KafkaThreadManager is a utility class to manage a background thread that consumes messages from a Kafka topic using a given Kafka consumer and a user-defined callback.


1. Initialization

from cofmupy.data_stream_handler.kafka_utils import KafkaThreadManager

manager = KafkaThreadManager(
    consumer=my_kafka_consumer,
    callback=my_callback_function,
    thread_lifetime=40  # optional, default 40 seconds
)

Parameters

  • consumer (Kafka consumer object)

  • Typically a confluent_kafka.Consumer.

  • Handles connection and message polling from Kafka.

  • callback (function)

  • Function to process each consumed message.

  • Signature: callback(msg) where msg is a Kafka message object.
  • Error handling should be implemented in the callback.

  • thread_lifetime (float, optional, default 40)

  • Maximum time (in seconds) the consuming thread should run.

  • If None or 0, the thread runs indefinitely until stop() is called.

2. Start the consumer thread

manager.start()
  • Spawns a daemon thread to run _consume_loop.
  • Polls messages from Kafka and calls callback(msg) for each message.
  • Logs when the thread starts:
Kafka consumer started consuming in thread '<thread_name>'

3. Consuming loop (_consume_loop)

  • Runs internally in a separate thread.
  • Logic:

    1. Track elapsed time (if thread_lifetime is set).
    2. Poll Kafka messages with consumer.poll(timeout=1).
      Note: poll is a confluent_kafka.Consumer method.
    3. If a message is received, call callback(msg).
    4. Stops when:

      • Thread lifetime is exceeded, or
      • stop() is called manually.
  • Logs errors during polling and a message when the thread stops.

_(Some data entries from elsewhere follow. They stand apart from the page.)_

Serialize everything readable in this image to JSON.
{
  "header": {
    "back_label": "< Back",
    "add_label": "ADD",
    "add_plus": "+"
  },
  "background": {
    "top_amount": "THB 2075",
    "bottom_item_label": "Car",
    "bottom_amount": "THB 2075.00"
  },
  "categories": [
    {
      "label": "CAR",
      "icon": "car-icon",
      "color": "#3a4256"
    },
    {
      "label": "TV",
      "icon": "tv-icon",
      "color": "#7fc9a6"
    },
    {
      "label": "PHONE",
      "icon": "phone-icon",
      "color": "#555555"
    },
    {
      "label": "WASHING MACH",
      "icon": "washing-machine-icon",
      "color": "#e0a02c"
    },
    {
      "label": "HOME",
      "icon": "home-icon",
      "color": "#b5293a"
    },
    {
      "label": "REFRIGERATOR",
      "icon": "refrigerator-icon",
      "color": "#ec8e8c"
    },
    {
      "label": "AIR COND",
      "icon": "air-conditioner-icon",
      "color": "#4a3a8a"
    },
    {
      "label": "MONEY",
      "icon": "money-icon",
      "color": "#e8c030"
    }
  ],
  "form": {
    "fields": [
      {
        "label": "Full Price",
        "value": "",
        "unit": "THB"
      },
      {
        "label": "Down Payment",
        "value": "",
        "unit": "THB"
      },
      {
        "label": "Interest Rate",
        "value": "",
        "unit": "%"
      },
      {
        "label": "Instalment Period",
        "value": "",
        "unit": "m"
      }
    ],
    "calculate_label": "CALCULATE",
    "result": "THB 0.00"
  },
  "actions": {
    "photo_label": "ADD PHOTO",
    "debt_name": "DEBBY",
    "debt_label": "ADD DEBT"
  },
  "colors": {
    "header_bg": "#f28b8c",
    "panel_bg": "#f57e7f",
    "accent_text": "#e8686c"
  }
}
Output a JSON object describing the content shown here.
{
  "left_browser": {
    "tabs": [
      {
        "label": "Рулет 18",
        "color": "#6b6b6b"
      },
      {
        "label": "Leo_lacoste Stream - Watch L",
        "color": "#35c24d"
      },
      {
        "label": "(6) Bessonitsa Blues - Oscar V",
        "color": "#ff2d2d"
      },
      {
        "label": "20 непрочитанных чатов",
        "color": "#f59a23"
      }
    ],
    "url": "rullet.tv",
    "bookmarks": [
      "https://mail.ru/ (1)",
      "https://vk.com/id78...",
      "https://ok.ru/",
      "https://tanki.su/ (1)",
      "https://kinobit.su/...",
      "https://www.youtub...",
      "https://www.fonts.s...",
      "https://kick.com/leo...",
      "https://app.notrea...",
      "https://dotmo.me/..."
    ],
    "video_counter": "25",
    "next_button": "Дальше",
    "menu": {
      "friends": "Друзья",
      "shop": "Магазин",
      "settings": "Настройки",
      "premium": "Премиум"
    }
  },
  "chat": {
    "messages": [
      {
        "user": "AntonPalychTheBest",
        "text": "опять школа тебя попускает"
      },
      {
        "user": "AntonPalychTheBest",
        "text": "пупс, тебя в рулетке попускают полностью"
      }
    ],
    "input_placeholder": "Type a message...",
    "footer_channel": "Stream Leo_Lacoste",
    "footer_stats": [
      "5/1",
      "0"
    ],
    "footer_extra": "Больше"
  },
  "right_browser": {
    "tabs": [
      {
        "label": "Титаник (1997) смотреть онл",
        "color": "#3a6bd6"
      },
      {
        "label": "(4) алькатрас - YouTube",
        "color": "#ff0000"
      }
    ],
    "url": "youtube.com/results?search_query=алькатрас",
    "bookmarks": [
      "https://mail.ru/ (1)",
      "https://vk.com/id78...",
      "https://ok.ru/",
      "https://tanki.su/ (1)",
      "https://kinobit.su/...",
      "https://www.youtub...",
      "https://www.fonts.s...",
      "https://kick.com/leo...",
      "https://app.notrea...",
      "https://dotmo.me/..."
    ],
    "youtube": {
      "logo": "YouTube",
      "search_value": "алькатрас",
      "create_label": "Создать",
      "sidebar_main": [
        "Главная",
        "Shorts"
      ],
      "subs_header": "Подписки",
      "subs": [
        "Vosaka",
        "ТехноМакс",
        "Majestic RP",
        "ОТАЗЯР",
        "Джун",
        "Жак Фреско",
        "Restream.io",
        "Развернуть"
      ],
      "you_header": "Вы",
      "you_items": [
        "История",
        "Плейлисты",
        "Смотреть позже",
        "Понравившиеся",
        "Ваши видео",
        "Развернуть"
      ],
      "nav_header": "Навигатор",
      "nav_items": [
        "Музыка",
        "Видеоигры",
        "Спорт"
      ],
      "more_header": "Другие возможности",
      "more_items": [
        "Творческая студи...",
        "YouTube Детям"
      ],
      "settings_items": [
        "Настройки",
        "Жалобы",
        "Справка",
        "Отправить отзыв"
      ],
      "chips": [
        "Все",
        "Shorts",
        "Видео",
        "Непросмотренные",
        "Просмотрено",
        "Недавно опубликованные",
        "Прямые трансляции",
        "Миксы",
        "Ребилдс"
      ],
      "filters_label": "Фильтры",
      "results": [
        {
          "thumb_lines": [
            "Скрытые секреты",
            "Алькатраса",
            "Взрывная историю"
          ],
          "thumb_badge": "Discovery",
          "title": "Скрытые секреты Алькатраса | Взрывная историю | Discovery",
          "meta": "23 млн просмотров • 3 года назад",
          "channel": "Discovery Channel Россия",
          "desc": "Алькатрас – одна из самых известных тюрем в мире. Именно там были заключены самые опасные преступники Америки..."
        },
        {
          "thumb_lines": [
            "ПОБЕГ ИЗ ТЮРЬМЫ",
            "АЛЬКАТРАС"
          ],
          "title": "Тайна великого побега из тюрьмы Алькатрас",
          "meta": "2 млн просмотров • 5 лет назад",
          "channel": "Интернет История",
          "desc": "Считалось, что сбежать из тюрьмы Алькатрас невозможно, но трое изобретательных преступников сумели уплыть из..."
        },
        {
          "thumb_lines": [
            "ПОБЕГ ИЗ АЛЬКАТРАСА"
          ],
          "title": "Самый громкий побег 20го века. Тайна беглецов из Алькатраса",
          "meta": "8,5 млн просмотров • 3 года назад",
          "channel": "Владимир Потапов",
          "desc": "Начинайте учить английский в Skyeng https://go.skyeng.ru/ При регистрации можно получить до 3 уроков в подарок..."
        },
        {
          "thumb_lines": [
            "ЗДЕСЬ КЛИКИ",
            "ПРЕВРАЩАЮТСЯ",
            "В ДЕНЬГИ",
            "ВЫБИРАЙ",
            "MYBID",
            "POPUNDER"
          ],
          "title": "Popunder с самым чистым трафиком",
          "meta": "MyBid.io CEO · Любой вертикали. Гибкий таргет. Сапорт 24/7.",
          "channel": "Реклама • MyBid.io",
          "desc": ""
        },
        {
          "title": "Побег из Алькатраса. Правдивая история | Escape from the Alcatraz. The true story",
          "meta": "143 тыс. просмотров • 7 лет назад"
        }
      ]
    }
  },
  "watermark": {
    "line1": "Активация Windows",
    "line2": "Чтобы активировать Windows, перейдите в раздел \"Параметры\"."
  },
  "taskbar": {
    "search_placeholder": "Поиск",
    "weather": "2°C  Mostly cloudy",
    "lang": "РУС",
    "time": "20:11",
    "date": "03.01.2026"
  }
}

4. Stop the thread gracefully

manager.stop()
  • Sets running = False.
  • Waits for the thread to finish (thread.join()).
  • Closes the Kafka consumer.
  • Logs: "Kafka consumer thread stopped."

⚠️ Notes

  • The callback function must handle its own exceptions; otherwise, they propagate to the consuming thread.
  • Thread is a daemon, so it won’t block Python shutdown if the main program exits.
  • Use thread_lifetime to limit how long the consumer runs automatically; otherwise, call stop() manually.